Laptop Ethernet Connection Drops. PC doesn't.

danfojji

Prominent
Aug 14, 2017
1
0
510
Hi guys,

I have an Asus laptop. My setup is a little weird maybe. Basically I have the router in a downstairs room. I then have an ethernet cable which plugs into a powerline adapter next to it. I then have a powerline adapter in another room upstairs floor. The receiver adapter has an ethernet cable which plugs into a netgear switch, which then has 4 cables which plug into 3 desktop PC's, and a last one into a laptop.

I also have another laptop downstairs that connects "wirelessly" to the SSID of the powerline adapter. I seem to get a wired connection on this (in terms of speed, it's close to what the router is getting), so I assume it is connecting over "ethernet via powerline" - despite it showing wireless on windows 8.1. This laptop is an Acer laptop (currently not at home, if necessary I can get the model numbers later).

So what happens is, after a few days of use, the connection drops on BOTH the laptops. The one connected via "powerline wifi", and the one directly hardwired with an ethernet cable.

The PC connections do NOT drop, ever.

The only way to get the connection back, is to reboot the laptops. Rebooting the hub/powerline/switch does not do anything.

I have tried: to update my lan drivers, and wifi drivers. I have tried netsh winsock reset in cmd, along with the usual IPConfig commands.

I have tried windows troubleshoot, which did say something about firewall. So I've disabled firewalls COMPLETELY, and no anti-virus is running on either laptop.

The only other thing worth mentioning, is that I have these computers on a VPN, permanently. It's ExpressVPN.

Does anyone have any ideas? I don't really know how to troubleshoot this, or some things to try.

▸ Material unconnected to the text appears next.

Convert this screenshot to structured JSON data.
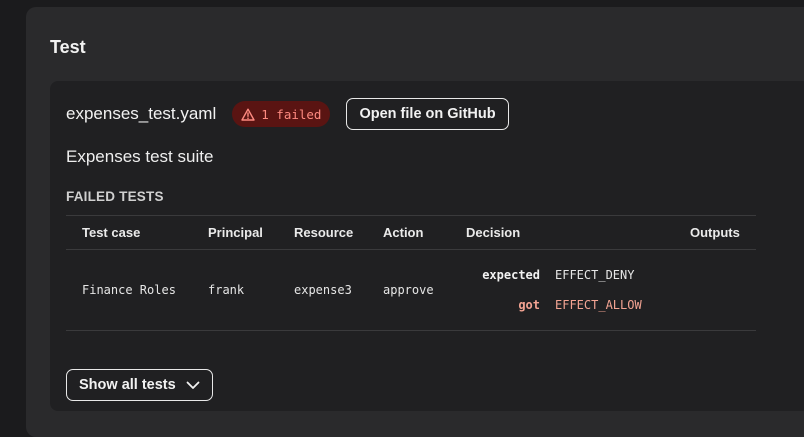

I would appreciate any help, and thanks a bunch for reading.

Many thanks

Couple more things:
Powersaving options are disabled for both WiFi and Wireless devices.
High performance mode is on both devices.
 
Solution
Start by checking each laptop to ensure that only one network adapter (either wired or wireless) is enabled as appropriate for that laptop.

I.e., Upstairs laptop being wired. Downstairs laptop being wireless.

You might also try using static IPs for each laptop. Set the static IPs outside of the DHCP IP address range available to the router and reserve the static IPs for each laptop via its' respective MAC. Just to see if static IPs stabilize the situation.

You also mentioned that the Acer laptop is not at home. Is it being used to connect (either wired or wirelessly) to some other network - at work perhaps?

Ralston18

Titan
Moderator
Start by checking each laptop to ensure that only one network adapter (either wired or wireless) is enabled as appropriate for that laptop.

I.e., Upstairs laptop being wired. Downstairs laptop being wireless.

You might also try using static IPs for each laptop. Set the static IPs outside of the DHCP IP address range available to the router and reserve the static IPs for each laptop via its' respective MAC. Just to see if static IPs stabilize the situation.

You also mentioned that the Acer laptop is not at home. Is it being used to connect (either wired or wirelessly) to some other network - at work perhaps?